Lambert is a member of the Association for Recorded Sound Collections and an avid collector of recordings. Ever mindful of his late critical mentor Nell Hirschberg's oft'-repeated admonition to continue writing (because, as she said, "People die when they use up the number of words allocated to them in their lifetimes"), he hopes to live long enough to annotate "best-available" transfers of all of Toscanini's NBC Symphony broadcasts (1937-54), a listening (and collecting) project he began when he was 11 – a musical journey that is documented in this valedictory article.
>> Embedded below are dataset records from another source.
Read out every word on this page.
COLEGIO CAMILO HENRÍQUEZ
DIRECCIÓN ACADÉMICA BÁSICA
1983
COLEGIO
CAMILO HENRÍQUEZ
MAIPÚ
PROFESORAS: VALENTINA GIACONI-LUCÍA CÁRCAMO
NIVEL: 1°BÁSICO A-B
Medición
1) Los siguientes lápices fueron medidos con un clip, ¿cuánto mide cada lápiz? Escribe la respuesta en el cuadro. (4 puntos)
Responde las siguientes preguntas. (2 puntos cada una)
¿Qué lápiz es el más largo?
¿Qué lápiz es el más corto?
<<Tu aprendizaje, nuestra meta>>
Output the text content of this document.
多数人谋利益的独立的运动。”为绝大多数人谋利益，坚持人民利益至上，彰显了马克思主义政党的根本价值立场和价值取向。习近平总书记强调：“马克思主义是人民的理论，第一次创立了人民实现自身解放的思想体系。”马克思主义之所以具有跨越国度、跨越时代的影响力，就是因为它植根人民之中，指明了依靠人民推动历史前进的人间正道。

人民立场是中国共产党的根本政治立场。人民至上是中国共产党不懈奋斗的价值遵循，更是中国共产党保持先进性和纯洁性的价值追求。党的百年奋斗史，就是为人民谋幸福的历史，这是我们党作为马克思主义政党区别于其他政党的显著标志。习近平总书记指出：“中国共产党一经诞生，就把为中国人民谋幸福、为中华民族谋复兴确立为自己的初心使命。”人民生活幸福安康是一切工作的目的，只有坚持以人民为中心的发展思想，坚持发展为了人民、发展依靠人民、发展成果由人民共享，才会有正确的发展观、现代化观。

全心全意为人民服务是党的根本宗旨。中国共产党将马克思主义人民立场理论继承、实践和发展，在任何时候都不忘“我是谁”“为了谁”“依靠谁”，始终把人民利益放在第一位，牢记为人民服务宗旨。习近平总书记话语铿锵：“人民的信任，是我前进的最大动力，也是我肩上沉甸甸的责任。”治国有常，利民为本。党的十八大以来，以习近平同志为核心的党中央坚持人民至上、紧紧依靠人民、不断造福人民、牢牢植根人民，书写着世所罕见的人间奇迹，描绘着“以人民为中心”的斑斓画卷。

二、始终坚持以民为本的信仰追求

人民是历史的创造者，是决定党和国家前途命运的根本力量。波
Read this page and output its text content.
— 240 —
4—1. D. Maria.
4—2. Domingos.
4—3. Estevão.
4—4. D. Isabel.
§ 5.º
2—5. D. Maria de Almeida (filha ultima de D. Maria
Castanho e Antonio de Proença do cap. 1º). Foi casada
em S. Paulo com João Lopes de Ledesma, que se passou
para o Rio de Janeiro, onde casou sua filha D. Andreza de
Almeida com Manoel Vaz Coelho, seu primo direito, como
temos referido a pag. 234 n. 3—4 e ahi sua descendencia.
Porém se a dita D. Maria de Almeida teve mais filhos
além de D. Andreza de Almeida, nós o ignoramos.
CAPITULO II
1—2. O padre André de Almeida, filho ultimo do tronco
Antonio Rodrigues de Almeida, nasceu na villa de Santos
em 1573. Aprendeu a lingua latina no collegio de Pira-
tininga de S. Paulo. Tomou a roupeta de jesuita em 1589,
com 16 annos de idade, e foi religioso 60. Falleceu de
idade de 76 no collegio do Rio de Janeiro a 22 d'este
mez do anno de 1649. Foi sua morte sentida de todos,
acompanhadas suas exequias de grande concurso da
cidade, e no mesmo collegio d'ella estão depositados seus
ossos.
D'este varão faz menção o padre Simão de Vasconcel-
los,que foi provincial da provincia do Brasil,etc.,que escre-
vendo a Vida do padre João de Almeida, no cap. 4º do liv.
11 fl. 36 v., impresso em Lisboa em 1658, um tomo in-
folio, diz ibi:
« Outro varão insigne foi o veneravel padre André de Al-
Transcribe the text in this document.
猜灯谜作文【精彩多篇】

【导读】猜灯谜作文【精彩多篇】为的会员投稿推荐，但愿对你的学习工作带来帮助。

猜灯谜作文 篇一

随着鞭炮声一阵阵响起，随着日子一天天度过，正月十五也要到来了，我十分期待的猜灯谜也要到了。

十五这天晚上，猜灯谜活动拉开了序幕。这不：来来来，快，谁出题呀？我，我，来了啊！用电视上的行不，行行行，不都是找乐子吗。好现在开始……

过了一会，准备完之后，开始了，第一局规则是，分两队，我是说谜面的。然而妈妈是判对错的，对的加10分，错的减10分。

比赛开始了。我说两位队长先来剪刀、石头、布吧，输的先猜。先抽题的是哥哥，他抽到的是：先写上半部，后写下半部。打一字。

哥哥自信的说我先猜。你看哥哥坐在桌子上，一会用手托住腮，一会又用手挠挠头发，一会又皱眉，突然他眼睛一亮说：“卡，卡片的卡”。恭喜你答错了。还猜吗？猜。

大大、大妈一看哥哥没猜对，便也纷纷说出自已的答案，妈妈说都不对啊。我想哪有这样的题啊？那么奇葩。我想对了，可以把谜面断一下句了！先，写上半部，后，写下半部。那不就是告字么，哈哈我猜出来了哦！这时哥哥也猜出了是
He cherishes the memory of his time in Uncle Sugar's Canoe Club, including a deployment to Vietnam aboard the Navy's last 8" rapid-fire cruiser, the USS NEWPORT NEWS; he retired after 26+ years of combined active and reserve service, the latter including a substantial hitch in military shipping. His civilian "day jobs" were largely in private-sector and government purchasing and technical writing. He retired as a business officer with NC's Department of Health and Human Services in September 2010.
He is a member of the Music Critics Association of North America and serves on the production team of Classical Voice North America.